Excerpt from The Educational System of Japan
The materials for the following Report, part of which was composed in attitudes of varying discomfort on the floor of Japanese inns, and the rest during intervals snatched from College or University work at Bombay, have been gathered from three sources: official reports and publications, standard works on Japan, and personal enquiries during a furlough of some months spent in that country in 1904.
Official publications of one kind or another are numerous, but with few exceptions are in Japanese. Under these circumstances a series of pamphlets entitled Education in Japan, 1904, and published by the Educational Department for the Exhibition at St. Louis, proved invaluable, as furnishing a number of details, regulations, and time-tables, otherwise only obtainable by laborious processes of translation or interpretation. They do not, however, distinguish between those regulations which are really enforced, those which in practice are not enforced, and those which have only just been enacted. Almost every regulation contains a provision that "under special circumstances" something else may be done, and special circumstances seem as common in Japan as extenuating ones in France. Changes, again, are incessant, not only rules but also functionaries being created or abolished with startling rapidity, so that any account runs the risk of being out of date even before it sees the light.

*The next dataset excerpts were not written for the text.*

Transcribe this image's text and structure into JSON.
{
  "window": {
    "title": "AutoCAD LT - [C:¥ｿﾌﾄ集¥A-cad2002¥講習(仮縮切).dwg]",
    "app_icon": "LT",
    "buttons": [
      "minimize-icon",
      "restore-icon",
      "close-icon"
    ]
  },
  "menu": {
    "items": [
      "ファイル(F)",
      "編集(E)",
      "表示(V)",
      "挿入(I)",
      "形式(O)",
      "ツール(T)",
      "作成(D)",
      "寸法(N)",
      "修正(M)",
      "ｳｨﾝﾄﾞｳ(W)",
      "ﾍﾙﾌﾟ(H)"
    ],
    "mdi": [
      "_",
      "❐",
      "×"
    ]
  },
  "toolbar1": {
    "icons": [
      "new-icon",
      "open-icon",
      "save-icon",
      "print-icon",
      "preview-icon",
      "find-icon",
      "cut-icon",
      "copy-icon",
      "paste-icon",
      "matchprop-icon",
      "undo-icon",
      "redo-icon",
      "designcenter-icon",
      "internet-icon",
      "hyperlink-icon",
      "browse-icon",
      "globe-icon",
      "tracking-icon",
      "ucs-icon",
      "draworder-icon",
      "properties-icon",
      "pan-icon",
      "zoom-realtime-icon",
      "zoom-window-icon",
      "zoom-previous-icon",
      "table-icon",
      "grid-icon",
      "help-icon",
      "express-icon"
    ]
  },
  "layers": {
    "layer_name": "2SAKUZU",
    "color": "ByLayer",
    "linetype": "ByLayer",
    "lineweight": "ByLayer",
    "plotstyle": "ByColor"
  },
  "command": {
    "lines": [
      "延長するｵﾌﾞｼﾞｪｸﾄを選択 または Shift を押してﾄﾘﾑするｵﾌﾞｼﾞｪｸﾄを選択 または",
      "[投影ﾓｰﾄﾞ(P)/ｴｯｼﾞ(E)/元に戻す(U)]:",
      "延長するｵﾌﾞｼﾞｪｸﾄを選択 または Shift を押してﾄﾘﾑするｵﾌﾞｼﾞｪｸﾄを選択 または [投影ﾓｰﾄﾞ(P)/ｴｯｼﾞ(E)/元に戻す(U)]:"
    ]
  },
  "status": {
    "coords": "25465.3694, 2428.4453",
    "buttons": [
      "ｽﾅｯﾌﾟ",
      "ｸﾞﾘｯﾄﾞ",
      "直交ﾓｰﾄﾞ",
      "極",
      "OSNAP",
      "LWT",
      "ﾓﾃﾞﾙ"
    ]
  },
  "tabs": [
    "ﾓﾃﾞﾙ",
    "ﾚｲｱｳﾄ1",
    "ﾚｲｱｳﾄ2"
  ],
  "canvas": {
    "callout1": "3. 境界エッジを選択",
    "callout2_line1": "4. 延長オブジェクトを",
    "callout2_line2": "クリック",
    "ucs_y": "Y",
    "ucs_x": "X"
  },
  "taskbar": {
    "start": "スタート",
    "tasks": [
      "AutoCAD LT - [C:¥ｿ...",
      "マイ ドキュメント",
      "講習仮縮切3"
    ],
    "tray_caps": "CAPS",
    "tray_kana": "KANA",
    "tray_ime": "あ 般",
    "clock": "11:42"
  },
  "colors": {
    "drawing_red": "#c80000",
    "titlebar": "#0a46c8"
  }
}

Next in value are the annual reports of the Minister for Education, an abridged version of which is published in English, the latest available being the report for 1902-3. Unfortunately no copy prior to 1892 could be found, so that it was impossible to study in any detail the history of the first twenty years of modern education in Japan; and the later reports tend to become increasingly dry and statistical, with less and less explanation of any changes observed or introduced.